# States of a spin 1/2 particle in a magnetic field

Hi, for my quantum mechanics course I'm confronted with the following question:

## Homework Statement

A spin 1/2 particle has the following eigenstates of Sz: |+> = (1 0) and |-> = (0 1). A magnetic field is pointing in the z direction, B = (0,0,B). The Hamiltonian is H = -B * n, with n = -(e/mc)S and S = h/4pi * s (with B, n, S, and s vectors and H of course an operator).

The questions are a) to find the normalized energy eigenstates and eigenvalues and b) to find the normalized eigenstates and eigenvalues of Sx in terms of the eigenstates of Sz.

## Homework Equations

The Pauli spin matrices are most important here, for a) only the z component is relevant as the magnetic field only has a z component and the Hamiltonian is defined as -B * n. For b) I think the x component is also relevant.
sz=
(1 0)
(0 -1)
sx=
(1 0)
(0 1)

## The Attempt at a Solution

I think I got the most far on question a). I calculated H and found it to be H = (ehB/4pi*mc)*
(1 0)
(0 -1)
Then, using the determinant of (H - lambda * I) I calculated the eigenvalues of H: lambda = +/- (ehB/4pi*mc). After that, I used the eigenvalue equation Av = lambda*v to find the eigenvectors (1 0) and (0 1). I don't think that should be surprising though because somewhere in the book (Introductory Quantum Mechanics by Liboff) it says that Sz and H have the same eigenfunctions.
But are these normalized? And are these values/vectors correct?

On question b) I don't really know what to do - if I try finding out the eigenstates of Sx I get stuck on the vectors. I get equations like h/4pi (b a) = (a b) which doesn't have a solution except for a = b = 0 which obviously is incorrect. How do I find the correct eigenstates? And how do I then find out how to write them as combinations of eigenstates of Sz? Hope someone can help!

vela
Staff Emeritus
Homework Helper

## The Attempt at a Solution

I think I got the most far on question a). I calculated H and found it to be H = (ehB/4pi*mc)*
(1 0)
(0 -1)
Then, using the determinant of (H - lambda * I) I calculated the eigenvalues of H: lambda = +/- (ehB/4pi*mc). After that, I used the eigenvalue equation Av = lambda*v to find the eigenvectors (1 0) and (0 1).
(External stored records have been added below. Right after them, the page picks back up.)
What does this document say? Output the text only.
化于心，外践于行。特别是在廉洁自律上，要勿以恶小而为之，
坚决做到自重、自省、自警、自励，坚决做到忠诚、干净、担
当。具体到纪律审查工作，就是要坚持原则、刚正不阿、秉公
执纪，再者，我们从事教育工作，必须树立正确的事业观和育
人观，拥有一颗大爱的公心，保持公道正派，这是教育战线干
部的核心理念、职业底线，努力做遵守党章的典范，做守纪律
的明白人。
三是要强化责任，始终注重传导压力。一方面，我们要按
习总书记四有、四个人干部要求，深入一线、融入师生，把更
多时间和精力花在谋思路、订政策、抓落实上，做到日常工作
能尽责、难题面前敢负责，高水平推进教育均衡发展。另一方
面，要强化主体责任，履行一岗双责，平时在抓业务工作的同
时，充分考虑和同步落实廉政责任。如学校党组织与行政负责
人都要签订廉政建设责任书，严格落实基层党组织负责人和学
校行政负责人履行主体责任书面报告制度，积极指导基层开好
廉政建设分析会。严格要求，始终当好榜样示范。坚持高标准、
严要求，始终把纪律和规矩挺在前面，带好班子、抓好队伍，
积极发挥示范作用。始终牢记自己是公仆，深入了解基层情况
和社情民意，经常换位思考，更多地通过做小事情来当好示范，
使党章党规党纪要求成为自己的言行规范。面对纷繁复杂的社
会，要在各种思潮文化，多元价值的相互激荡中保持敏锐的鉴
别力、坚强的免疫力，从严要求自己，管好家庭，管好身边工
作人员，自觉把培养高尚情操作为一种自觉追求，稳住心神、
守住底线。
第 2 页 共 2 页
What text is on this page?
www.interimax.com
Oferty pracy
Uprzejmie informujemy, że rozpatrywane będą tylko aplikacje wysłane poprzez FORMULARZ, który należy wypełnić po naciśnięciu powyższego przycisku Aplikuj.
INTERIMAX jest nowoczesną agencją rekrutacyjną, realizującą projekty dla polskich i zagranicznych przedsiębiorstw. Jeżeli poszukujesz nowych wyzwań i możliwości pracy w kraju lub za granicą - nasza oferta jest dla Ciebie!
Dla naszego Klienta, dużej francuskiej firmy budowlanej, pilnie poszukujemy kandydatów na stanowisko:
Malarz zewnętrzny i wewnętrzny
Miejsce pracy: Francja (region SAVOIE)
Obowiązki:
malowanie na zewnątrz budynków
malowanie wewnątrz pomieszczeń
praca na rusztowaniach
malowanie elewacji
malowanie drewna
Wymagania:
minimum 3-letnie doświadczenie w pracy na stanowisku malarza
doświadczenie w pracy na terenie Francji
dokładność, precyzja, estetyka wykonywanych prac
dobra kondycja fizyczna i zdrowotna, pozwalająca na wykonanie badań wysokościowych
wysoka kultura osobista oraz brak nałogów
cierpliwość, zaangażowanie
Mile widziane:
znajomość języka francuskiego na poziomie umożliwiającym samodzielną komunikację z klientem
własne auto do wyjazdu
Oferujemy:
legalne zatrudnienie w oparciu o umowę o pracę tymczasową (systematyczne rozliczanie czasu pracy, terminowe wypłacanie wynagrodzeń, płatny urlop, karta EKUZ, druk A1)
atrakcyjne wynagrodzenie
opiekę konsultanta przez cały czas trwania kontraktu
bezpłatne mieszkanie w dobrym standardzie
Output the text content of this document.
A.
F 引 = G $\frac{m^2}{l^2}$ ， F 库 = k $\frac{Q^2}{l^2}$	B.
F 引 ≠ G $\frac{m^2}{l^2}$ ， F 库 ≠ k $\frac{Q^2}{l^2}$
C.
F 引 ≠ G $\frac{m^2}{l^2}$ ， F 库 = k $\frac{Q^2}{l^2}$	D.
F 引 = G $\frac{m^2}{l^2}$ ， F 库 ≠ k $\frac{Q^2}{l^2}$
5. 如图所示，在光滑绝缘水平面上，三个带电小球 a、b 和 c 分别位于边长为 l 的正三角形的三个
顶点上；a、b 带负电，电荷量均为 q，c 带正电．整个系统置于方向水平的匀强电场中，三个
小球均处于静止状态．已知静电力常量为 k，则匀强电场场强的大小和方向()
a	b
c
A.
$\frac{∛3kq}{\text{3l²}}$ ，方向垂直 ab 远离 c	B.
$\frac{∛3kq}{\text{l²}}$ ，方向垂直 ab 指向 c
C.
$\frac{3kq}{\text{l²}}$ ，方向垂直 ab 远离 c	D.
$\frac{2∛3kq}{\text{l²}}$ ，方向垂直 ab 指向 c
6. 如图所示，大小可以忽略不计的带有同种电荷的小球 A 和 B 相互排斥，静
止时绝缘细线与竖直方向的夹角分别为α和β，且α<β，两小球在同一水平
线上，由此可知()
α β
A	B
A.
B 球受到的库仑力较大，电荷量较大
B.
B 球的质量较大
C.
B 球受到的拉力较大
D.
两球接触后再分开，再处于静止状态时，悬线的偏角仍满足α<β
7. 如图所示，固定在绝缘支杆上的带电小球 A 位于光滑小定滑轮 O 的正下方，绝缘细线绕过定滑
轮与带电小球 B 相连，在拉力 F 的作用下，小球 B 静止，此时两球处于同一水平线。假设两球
I don't think that should be surprising though because somewhere in the book (Introductory Quantum Mechanics by Liboff) it says that Sz and H have the same eigenfunctions.
But are these normalized? And are these values/vectors correct?
If the vectors are normalized, they'd have a magnitude of 1. What are the magnitude of your vectors?
On question b) I don't really know what to do - if I try finding out the eigenstates of Sx I get stuck on the vectors. I get equations like h/4pi (b a) = (a b) which doesn't have a solution except for a = b = 0 which obviously is incorrect. How do I find the correct eigenstates? And how do I then find out how to write them as combinations of eigenstates of Sz? Hope someone can help!
You need to show more details of your work. You might just be dropping a constant somewhere.

The matrix representation of Sx you're using is with respect to basis of the Sz eigenstates, so the eigenvectors you find will already be representations in terms of the eigenstates of Sz.

Well, the magnitude of the vectors seems to be 1. After all, |(1 0)|2 is 1. So that would be okay?

For the second question I used the Pauli-spinmatrix of Sx:
Code:
[U]h[/U]   (0 1)
4pi (1 0)

Then, I can use det(Sx-lambda*I) = 0 to get lambda2-1 = 0 so lambda is either 1 or -1.
Using that in the eigenvalue equation I get Sx*v = +/- v
Which gets me to
Code:
[U]h[/U]   (0 1)(a) = +/- (a)
4pi (1 0)(b)       (b)
Which is equal to
Code:
[U]h[/U]   (b) = +/- (a)
4pi (a)       (b)
Which in my view is only solvable for a = b = 0. ?

vela
Staff Emeritus
Your eigenvalues should be $\pm\hbar/2$. Can you see the mistake you made in calculating them? If you fix those, the eigenvectors should work out for you.